Problem about Fourier transform being integrable

Question

I am currently reading a paper and the author makes the following claim: If $f \in L^1(\mathbb{R})$ is a continuous, even, and nonnegative function such that $\hat{f}(\alpha) \leq 0$ for $|\alpha| \geq 1$, then $\hat{f} \in L^1(\mathbb{R})$. He claims that this can be shown by approximation of the identity. I am not very comfortable with approximation of the identity. I would be extremely grateful if a proof could be outlined.

Answer 1

It suffices to show that the integral $$\int\limits_{|t|\ge 1} [-\widehat{f}(t)]\,dt$$ is convergent.
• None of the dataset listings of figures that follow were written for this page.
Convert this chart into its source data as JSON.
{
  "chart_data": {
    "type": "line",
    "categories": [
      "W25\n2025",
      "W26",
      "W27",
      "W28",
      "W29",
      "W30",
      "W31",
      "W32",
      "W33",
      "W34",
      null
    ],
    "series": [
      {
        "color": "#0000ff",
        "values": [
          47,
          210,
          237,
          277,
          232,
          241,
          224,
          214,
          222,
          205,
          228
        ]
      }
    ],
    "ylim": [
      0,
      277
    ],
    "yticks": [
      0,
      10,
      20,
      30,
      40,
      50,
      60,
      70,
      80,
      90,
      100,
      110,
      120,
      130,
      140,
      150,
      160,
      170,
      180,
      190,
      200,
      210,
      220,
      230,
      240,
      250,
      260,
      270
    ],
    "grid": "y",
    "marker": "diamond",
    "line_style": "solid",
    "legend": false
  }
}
To this end we will show that the integrals $$\int\limits_{|t|\ge 1} [-\widehat{f}(t)]e^{-a t^2}\,dt$$ are bounded with respect to $a>0.$ As the function $\widehat{f}$ is continuous the latter is equivalent to the boundedness of the integrals $$\int\limits_{-\infty}^\infty \widehat{f}(t)e^{-a t^2}\,dt$$

We have $$\int\limits_{-\infty}^\infty \widehat{f}(t)e^{-at^2}\,dt =\int\limits_{-\infty}^\infty\left ( \int\limits_{-\infty}^\infty f(x)e^{-2\pi it x}e^{-at^2}\,dx\right )\,dt\\ \int\limits_{-\infty}^\infty f(x)\left (\int\limits_{-\infty}^\infty e^{-at^2}e^{-2\pi itx}\,dt\right )\,dx\ = \sqrt{\pi\over a}\int\limits_{-\infty}^\infty f(x)e^{-\pi^2x^2/a}\,dx $$ The change of integration was justified as the function $f(x)e^{-2\pi itx} e^{-at^2}$ is absolutely integrable over $\mathbb{R}^2.$ The last integral can be split into $$ \sqrt{\pi\over a}\int\limits_{|x|\le 1} f(x)e^{-\pi^2x^2/a}\,dx+\sqrt{\pi\over a}\int\limits_{|x|\ge 1} f(x)e^{-\pi^2x^2/a}\,dx\\ \le \max_{|x|\le 1}f(x) \ \sqrt{\pi\over a}\int\limits_{|x|\le 1} e^{-\pi^2x^2/a}\,dx+\sqrt{\pi\over a}e^{-\pi^2/a}\int\limits_{|x|\ge 1}f(x)\,dx\\ \le \max_{|x|\le 1}f(x)+\sup_{y>0}ye^{-y^2}\,\|f\|_1\\ = \max_{|x|\le 1}f(x)+{1\over \sqrt{2}}e^{-1/2}\|f\|_1$$

Remark The function $f$ does not to be even. Morevoer its nonnegativity is not essential as in the last part we can estimate the integrals using $|f(x)|.$